Objective: To develop a U.S.-based microsimulation model for assessing the cost-effectiveness of interventions to manage type 1 diabetes.
Research design and methods: We developed risk equations for 14 diabetes-related complications and mortality, 12 risk factor progression equations, and one equation for utilities associated with 14 complications using data from the Diabetes Control and Complications Trial/Epidemiology of Diabetes Interventions and Complications (DCCT/EDIC) studies and the Epidemiology of Diabetes Complications (EDC) study. We integrated all equations into a simulation model. We conducted internal and external validation and demonstrated the utility of the model using a real-world example. Main model-generated outcomes included cumulative incidence of diabetes-related complications, life years, quality-adjusted life years, medical costs, and incremental cost-effectiveness ratios.
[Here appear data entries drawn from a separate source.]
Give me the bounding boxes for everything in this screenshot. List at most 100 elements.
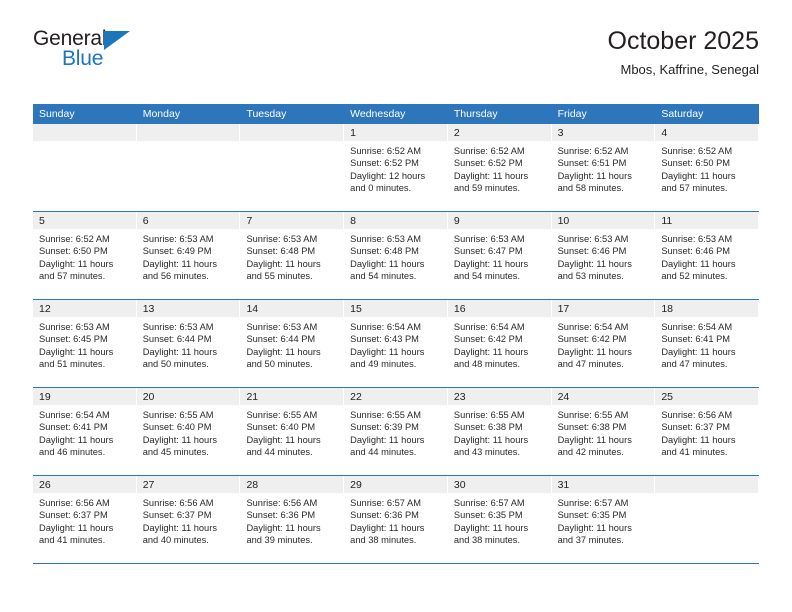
day-cell[interactable]: 12 Sunrise: 6:53 AM Sunset: 6:45 PM Dayl… [33,300,137,387]
daylight-text-line2: and 44 minutes. [350,447,417,458]
day-details [33,141,137,145]
daylight-text-line1: Daylight: 11 hours [453,170,529,181]
week-row: 12 Sunrise: 6:53 AM Sunset: 6:45 PM Dayl… [33,300,760,388]
daylight-text-line2: and 47 minutes. [557,359,624,370]
day-cell[interactable]: 30 Sunrise: 6:57 AM Sunset: 6:35 PM Dayl… [447,476,552,563]
day-number [240,124,345,141]
daylight-text-line2: and 51 minutes. [39,359,106,370]
day-details: Sunrise: 6:53 AM Sunset: 6:45 PM Dayligh… [33,317,137,371]
day-cell[interactable]: 7 Sunrise: 6:53 AM Sunset: 6:48 PM Dayli… [240,212,345,299]
day-details: Sunrise: 6:55 AM Sunset: 6:38 PM Dayligh… [448,405,552,459]
day-cell[interactable]: 14 Sunrise: 6:53 AM Sunset: 6:44 PM Dayl… [240,300,345,387]
daylight-text-line1: Daylight: 11 hours [39,434,114,445]
sunset-text: Sunset: 6:37 PM [661,422,731,433]
day-cell[interactable]: 1 Sunrise: 6:52 AM Sunset: 6:52 PM Dayli… [344,124,448,211]
day-number: 24 [551,388,656,405]
sunset-text: Sunset: 6:46 PM [661,246,731,257]
day-cell[interactable]: 3 Sunrise: 6:52 AM Sunset: 6:51 PM Dayli… [551,124,656,211]
sunset-text: Sunset: 6:39 PM [350,422,419,433]
day-cell[interactable] [240,124,345,211]
day-details: Sunrise: 6:53 AM Sunset: 6:44 PM Dayligh… [240,317,344,371]
sunrise-text: Sunrise: 6:54 AM [557,322,629,332]
sunset-text: Sunset: 6:49 PM [142,246,212,257]
sunrise-text: Sunrise: 6:56 AM [39,498,110,508]
day-cell[interactable]: 21 Sunrise: 6:55 AM Sunset: 6:40 PM Dayl… [240,388,345,475]
day-cell[interactable]: 29 Sunrise: 6:57 AM Sunset: 6:36 PM Dayl… [344,476,448,563]
daylight-text-line2: and 38 minutes. [453,535,521,546]
day-cell[interactable]: 26 Sunrise: 6:56 AM Sunset: 6:37 PM Dayl… [33,476,137,563]
daylight-text-line1: Daylight: 11 hours [557,258,632,269]
day-cell[interactable]: 22 Sunrise: 6:55 AM Sunset: 6:39 PM Dayl… [344,388,448,475]
sunrise-text: Sunrise: 6:53 AM [246,234,318,244]
daylight-text-line2: and 41 minutes. [39,535,106,546]
daylight-text-line2: and 40 minutes. [142,535,209,546]
daylight-text-line2: and 43 minutes. [453,447,521,458]
daylight-text-line2: and 38 minutes. [350,535,417,546]
day-details: Sunrise: 6:55 AM Sunset: 6:40 PM Dayligh… [137,405,241,459]
day-number [136,124,241,141]
day-cell[interactable]: 24 Sunrise: 6:55 AM Sunset: 6:38 PM Dayl… [551,388,656,475]
weekday-header-thursday: Thursday [453,108,498,120]
sunrise-text: Sunrise: 6:54 AM [350,322,421,332]
sunrise-text: Sunrise: 6:54 AM [39,410,110,420]
generalblue-logo[interactable]: General Blue [33,28,263,78]
sunrise-text: Sunrise: 6:54 AM [661,322,733,332]
day-number: 7 [240,212,345,229]
daylight-text-line1: Daylight: 11 hours [453,346,529,357]
day-number: 21 [240,388,345,405]
sunset-text: Sunset: 6:52 PM [453,158,523,169]
day-cell[interactable]: 5 Sunrise: 6:52 AM Sunset: 6:50 PM Dayli… [33,212,137,299]
week-row: 19 Sunrise: 6:54 AM Sunset: 6:41 PM Dayl… [33,388,760,476]
day-cell[interactable]: 15 Sunrise: 6:54 AM Sunset: 6:43 PM Dayl… [344,300,448,387]
day-cell[interactable]: 31 Sunrise: 6:57 AM Sunset: 6:35 PM Dayl… [551,476,656,563]
page-title: October 2025 [607,27,760,55]
day-details: Sunrise: 6:53 AM Sunset: 6:48 PM Dayligh… [240,229,344,283]
day-cell[interactable]: 17 Sunrise: 6:54 AM Sunset: 6:42 PM Dayl… [551,300,656,387]
title-block: October 2025 Mbos, Kaffrine, Senegal [608,26,760,80]
daylight-text-line2: and 48 minutes. [453,359,521,370]
week-row: 1 Sunrise: 6:52 AM Sunset: 6:52 PM Dayli… [33,124,760,212]
day-number: 1 [344,124,448,141]
day-cell[interactable]: 18 Sunrise: 6:54 AM Sunset: 6:41 PM Dayl… [655,300,760,387]
day-cell[interactable]: 28 Sunrise: 6:56 AM Sunset: 6:36 PM Dayl… [240,476,345,563]
day-cell[interactable] [33,124,137,211]
day-cell[interactable] [136,124,241,211]
day-cell[interactable]: 11 Sunrise: 6:53 AM Sunset: 6:46 PM Dayl… [655,212,760,299]
day-cell[interactable]: 16 Sunrise: 6:54 AM Sunset: 6:42 PM Dayl… [447,300,552,387]
sunset-text: Sunset: 6:37 PM [39,510,108,521]
day-cell[interactable]: 4 Sunrise: 6:52 AM Sunset: 6:50 PM Dayli… [655,124,760,211]
day-cell[interactable]: 20 Sunrise: 6:55 AM Sunset: 6:40 PM Dayl… [136,388,241,475]
day-cell[interactable]: 13 Sunrise: 6:53 AM Sunset: 6:44 PM Dayl… [136,300,241,387]
daylight-text-line1: Daylight: 11 hours [557,434,632,445]
day-cell[interactable] [655,476,760,563]
calendar-grid: Sunday Monday Tuesday Wednesday Thursday… [33,104,760,564]
daylight-text-line1: Daylight: 12 hours [350,170,426,181]
day-cell[interactable]: 10 Sunrise: 6:53 AM Sunset: 6:46 PM Dayl… [551,212,656,299]
day-number: 11 [655,212,760,229]
weekday-header-sunday: Sunday [39,108,75,120]
day-cell[interactable]: 6 Sunrise: 6:53 AM Sunset: 6:49 PM Dayli… [136,212,241,299]
daylight-text-line2: and 44 minutes. [246,447,313,458]
day-number: 4 [655,124,760,141]
sunrise-text: Sunrise: 6:55 AM [453,410,525,420]
day-cell[interactable]: 25 Sunrise: 6:56 AM Sunset: 6:37 PM Dayl… [655,388,760,475]
daylight-text-line2: and 37 minutes. [557,535,624,546]
day-number: 19 [33,388,137,405]
daylight-text-line2: and 50 minutes. [142,359,209,370]
sunrise-text: Sunrise: 6:53 AM [39,322,110,332]
sunrise-text: Sunrise: 6:53 AM [350,234,421,244]
sunrise-text: Sunrise: 6:55 AM [350,410,421,420]
day-cell[interactable]: 8 Sunrise: 6:53 AM Sunset: 6:48 PM Dayli… [344,212,448,299]
day-number [33,124,137,141]
day-cell[interactable]: 27 Sunrise: 6:56 AM Sunset: 6:37 PM Dayl… [136,476,241,563]
calendar-page: General Blue October 2025 Mbos, Kaffrine… [0,0,792,612]
day-details: Sunrise: 6:55 AM Sunset: 6:39 PM Dayligh… [344,405,448,459]
day-details: Sunrise: 6:52 AM Sunset: 6:50 PM Dayligh… [33,229,137,283]
sunset-text: Sunset: 6:36 PM [246,510,316,521]
day-cell[interactable]: 19 Sunrise: 6:54 AM Sunset: 6:41 PM Dayl… [33,388,137,475]
day-details: Sunrise: 6:53 AM Sunset: 6:47 PM Dayligh… [448,229,552,283]
day-cell[interactable]: 23 Sunrise: 6:55 AM Sunset: 6:38 PM Dayl… [447,388,552,475]
day-cell[interactable]: 9 Sunrise: 6:53 AM Sunset: 6:47 PM Dayli… [447,212,552,299]
day-details: Sunrise: 6:53 AM Sunset: 6:46 PM Dayligh… [655,229,759,283]
day-cell[interactable]: 2 Sunrise: 6:52 AM Sunset: 6:52 PM Dayli… [447,124,552,211]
Results: The model generates long-term clinical and economic outcomes from changes in risk factors of type 1 diabetes complications. Internal validation comparing modeled outcomes to observed data used to develop the model yielded good prediction accuracy, with mean absolute percentage error across all complications of 9% and correlation of cumulative failure rates above 0.9. External validation results were mixed, with occurrence of slight under- or overprediction across complications and studies. We illustrated the model with a case study estimating the effects of expanding the use of an insulin pump with continuous glucose monitoring to all people with type 1 diabetes.
Conclusions: Our new comprehensive type 1 diabetes simulation model can generate valid and accurate results for assessing the long-term cost-effectiveness of interventions to manage type 1 diabetes in the U.S.